Procrastination

An extensive Tenth Step inventory might focus on one particular character defect, behavior pattern, or area of life. ~ Overeaters Anonymous. The Twelve Steps and Twelve Traditions of Overeaters Anonymous, Second Edition. Overeaters Anonymous, Inc. Kindle Edition.

If you’ve read Recovery Daily Dose a while
you’re read the definition of procrastination
as chronic low-intensity fear. My scan
found ten times in the past. That it’s the title
chosen today indicates it remains a burr
under my saddle. So, is the reading today
prescient, did the next selection quit instructing
and start meddling? Maybe, but I think
of a wise old lawyer I knew. He would sit
in a Texas courtroom and with the Bronx boyhood
embedded in his speech say, of defendants
charged with fleeing to elude say,
“But they’re CRIMINALS, that’s their JOOOB!”
And I read Recovery literature for that reason.
“It should meddle.

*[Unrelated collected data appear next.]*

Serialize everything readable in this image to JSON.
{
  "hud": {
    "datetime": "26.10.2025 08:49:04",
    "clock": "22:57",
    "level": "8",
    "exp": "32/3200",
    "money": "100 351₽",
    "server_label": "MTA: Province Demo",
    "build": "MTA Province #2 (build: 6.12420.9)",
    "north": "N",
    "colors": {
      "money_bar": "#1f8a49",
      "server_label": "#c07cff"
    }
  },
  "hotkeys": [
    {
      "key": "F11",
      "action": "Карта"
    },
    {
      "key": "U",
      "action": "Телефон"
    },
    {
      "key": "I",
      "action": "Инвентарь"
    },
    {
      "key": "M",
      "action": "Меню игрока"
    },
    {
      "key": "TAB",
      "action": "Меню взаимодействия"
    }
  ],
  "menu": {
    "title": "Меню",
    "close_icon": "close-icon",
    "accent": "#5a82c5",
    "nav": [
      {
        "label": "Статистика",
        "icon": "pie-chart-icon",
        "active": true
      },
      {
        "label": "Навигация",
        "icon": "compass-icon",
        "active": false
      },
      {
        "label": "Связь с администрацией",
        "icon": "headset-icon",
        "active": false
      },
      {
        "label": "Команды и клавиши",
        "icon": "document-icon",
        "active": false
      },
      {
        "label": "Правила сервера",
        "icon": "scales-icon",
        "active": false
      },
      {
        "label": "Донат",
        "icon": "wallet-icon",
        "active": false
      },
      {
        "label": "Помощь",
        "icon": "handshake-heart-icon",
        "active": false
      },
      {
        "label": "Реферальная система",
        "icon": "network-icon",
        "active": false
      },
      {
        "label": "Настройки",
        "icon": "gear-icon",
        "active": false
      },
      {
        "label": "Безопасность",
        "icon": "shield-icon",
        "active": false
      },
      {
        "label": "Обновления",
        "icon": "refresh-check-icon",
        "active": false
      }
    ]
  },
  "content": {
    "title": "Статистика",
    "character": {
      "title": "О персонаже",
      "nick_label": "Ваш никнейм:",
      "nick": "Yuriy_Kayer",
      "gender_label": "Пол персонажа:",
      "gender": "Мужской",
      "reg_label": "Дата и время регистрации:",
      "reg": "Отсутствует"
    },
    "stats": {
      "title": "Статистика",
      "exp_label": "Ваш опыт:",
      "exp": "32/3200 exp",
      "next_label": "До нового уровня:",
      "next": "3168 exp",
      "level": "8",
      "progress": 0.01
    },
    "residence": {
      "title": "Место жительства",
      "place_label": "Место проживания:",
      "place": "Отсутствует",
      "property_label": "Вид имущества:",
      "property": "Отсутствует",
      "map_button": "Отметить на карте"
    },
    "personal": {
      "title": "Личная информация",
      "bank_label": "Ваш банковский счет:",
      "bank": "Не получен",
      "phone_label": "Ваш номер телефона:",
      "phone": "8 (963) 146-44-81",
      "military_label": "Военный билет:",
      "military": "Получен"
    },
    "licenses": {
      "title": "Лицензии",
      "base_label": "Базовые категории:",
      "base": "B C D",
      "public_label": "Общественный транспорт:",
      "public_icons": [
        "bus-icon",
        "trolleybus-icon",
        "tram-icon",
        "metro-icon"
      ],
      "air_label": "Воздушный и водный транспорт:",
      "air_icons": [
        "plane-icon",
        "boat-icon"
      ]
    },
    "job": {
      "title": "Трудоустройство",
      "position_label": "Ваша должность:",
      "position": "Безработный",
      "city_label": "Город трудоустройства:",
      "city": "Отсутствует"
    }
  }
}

That’s why I’m reading it.”
My character defect of the day is procrastination.
Naming it as fear is enlightening but solves nothing
if I continue to ignore things I promised to do months ago.
So, to begin this during morning readings
only to return near bedtime then to escape to
stupid computer games, a vice appearing
in these poems a precious eight times,
is to gain nothing from the process.
I’ve identified two character defects,
or behavior patterns to be addressed.
What benefit has procrastination given me?
It keeps me from feeling incompetent, inadequate.
What benefit have computer games given me?
In moderation, they are a diversion
allowing ideas to develop in the background.
I’m ready to be a mature adult
and to have them removed.
They have reached the point they
My Creator, I am now willing
that You should have all of me,
good and bad. I pray
that You now remove from me
every single defect of character
which stands in the way of my usefulness
to You and my fellows.
Grant me strength,
as I go out from here,
to do Your bidding.
Another reading today
reassured me I’m moving
in the right direction:

My sense of failure is a sure sign that I am growing in the new life. It is only struggle that hurts. In sloth—physical, mental, or spiritual—there is no sense of failure or discomfort. ~ Anonymous. Twenty Four Hours A Day: Meditations (p. 36). Hazelden Publishing. Kindle Edition.